13 Then Nebuchadnezzar flew into a rage and ordered that Shadrach, Meshach, and Abednego be brought before him. When they were brought in, 14 Nebuchadnezzar said to them, “Is it true, Shadrach, Meshach, and Abednego, that you refuse to serve my gods or to worship the gold statue I have set up? 15 I will give you one more chance to bow down and worship the statue I have made when you hear the sound of the musical instruments. But if you refuse, you will be thrown immediately into the blazing furnace. And then what god will be able to rescue you from my power?” 16 Shadrach, Meshach, and Abednego replied, “O Nebuchadnezzar, we do not need to defend ourselves before you. 17 If we are thrown into the blazing furnace, the God whom we serve is able to save us. He will rescue us from your power, Your Majesty. 18 But even if he doesn’t, we want to make it clear to you, Your Majesty, that we will never serve your gods or worship the gold statue you have set up.”
Daniel 3:13-18 NLT
Every time I read this passage I am always impressed by the courage of these very young men. They were faced with a choice to save their lives and they chose to honor God by refusing to bow to Nebuchadnezzar's image. Recently however, I have seen a deeper level of courage with these men. They were willing to face a situation defenseless. There was ample reason for them to justify their actions and to point to the king's self-serving advisors as having a hateful agenda. They could have chosen to be condescending to the king and disrespectfully defiant. They could have pointed to others in the kingdom who may not have been bowing as well. They, however, chose to step with courage and declare that they would not defend themselves. They would not build a wall of defense so high around them to convince the king that they were right.

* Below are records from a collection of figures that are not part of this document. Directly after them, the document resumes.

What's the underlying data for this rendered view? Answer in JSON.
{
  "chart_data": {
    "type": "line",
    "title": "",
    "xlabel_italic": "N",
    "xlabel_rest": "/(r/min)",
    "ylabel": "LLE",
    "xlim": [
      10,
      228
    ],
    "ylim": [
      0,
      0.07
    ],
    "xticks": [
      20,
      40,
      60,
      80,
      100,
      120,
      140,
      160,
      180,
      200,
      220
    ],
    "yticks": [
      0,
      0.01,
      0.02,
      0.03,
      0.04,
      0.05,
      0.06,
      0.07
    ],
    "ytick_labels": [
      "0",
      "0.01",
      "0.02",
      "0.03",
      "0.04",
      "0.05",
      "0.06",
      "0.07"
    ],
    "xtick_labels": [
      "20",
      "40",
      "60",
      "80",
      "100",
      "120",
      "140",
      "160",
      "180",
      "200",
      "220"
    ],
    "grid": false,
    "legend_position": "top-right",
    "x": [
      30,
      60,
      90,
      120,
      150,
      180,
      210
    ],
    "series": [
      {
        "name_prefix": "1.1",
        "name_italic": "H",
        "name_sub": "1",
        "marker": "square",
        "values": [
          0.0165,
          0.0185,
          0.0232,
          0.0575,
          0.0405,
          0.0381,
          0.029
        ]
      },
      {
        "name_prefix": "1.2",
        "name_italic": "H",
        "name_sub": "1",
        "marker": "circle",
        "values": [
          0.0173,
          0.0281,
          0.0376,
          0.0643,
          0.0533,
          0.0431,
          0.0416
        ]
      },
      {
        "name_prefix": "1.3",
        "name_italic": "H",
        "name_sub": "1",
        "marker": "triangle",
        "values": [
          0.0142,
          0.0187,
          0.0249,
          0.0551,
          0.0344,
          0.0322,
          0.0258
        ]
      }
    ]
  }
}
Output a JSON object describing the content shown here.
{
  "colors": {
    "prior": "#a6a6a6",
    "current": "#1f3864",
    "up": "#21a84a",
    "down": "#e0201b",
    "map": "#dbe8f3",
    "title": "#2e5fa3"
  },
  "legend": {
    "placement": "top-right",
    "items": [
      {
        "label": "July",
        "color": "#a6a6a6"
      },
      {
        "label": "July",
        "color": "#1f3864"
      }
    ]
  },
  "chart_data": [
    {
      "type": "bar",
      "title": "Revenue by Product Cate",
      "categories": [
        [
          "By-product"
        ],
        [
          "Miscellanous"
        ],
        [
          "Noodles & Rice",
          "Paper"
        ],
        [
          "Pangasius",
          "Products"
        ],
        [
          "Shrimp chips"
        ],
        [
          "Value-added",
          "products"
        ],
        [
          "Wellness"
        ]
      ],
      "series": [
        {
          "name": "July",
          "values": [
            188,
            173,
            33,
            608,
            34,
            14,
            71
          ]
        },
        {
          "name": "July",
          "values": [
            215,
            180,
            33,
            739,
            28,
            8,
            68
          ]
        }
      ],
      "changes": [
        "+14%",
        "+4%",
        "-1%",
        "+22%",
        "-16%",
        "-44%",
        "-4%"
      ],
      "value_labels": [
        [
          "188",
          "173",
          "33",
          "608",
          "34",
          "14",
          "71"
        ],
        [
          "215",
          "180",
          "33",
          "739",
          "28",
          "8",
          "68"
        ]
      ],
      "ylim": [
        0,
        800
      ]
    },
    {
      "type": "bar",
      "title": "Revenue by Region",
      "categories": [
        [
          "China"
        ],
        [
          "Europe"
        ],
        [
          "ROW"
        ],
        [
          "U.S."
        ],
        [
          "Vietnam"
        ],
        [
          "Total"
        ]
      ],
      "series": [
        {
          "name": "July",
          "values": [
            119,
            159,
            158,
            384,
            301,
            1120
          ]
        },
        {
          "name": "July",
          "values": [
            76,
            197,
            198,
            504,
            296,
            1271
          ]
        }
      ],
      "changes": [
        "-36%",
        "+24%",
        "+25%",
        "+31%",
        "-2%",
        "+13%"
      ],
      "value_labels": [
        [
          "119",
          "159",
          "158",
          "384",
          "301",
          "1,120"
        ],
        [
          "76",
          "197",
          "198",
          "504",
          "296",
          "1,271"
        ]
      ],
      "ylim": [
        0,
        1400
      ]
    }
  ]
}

Sometimes we do that. We don’t trust in God’s ability to defend us so we construct a defensive wall around our hearts and emotions reasoning that it will protect us from external harm. We keep some of the bricks that we are using to build this wall so that we can toss them by pointing to others and deflecting blame. We operate in classic defensiveness. Our action usually backfires, and our lack of vulnerability injures those who are closest to us. Like these young men, our prayer should be that God continues to show us that he is our ultimate defender.
I am not suggesting that we live in the delusion that there is an absence of people and things intended for our harm. My lived experience tells me otherwise. People have harmed us in the past and to be naturally cautious and protective is normal and understandable. Our business, however, is not to build walls of protection around ourselves but to tear down those that exist and depend on the Lord’s defenses. To do otherwise is to isolate ourselves from the nurturing relationships that we need for our flourishing. The Bible says that "He who dwells in the secret place of the Most High, shall abide under the shadow of the Almighty. I will say of the Lord, He is my refuge and my fortress; my God, in Him will I trust" (Psalm 91;1-2). This is true defense.
Take the action to thank God for always pointing to that place of his safety as you are about to launch into self-constructed defensiveness.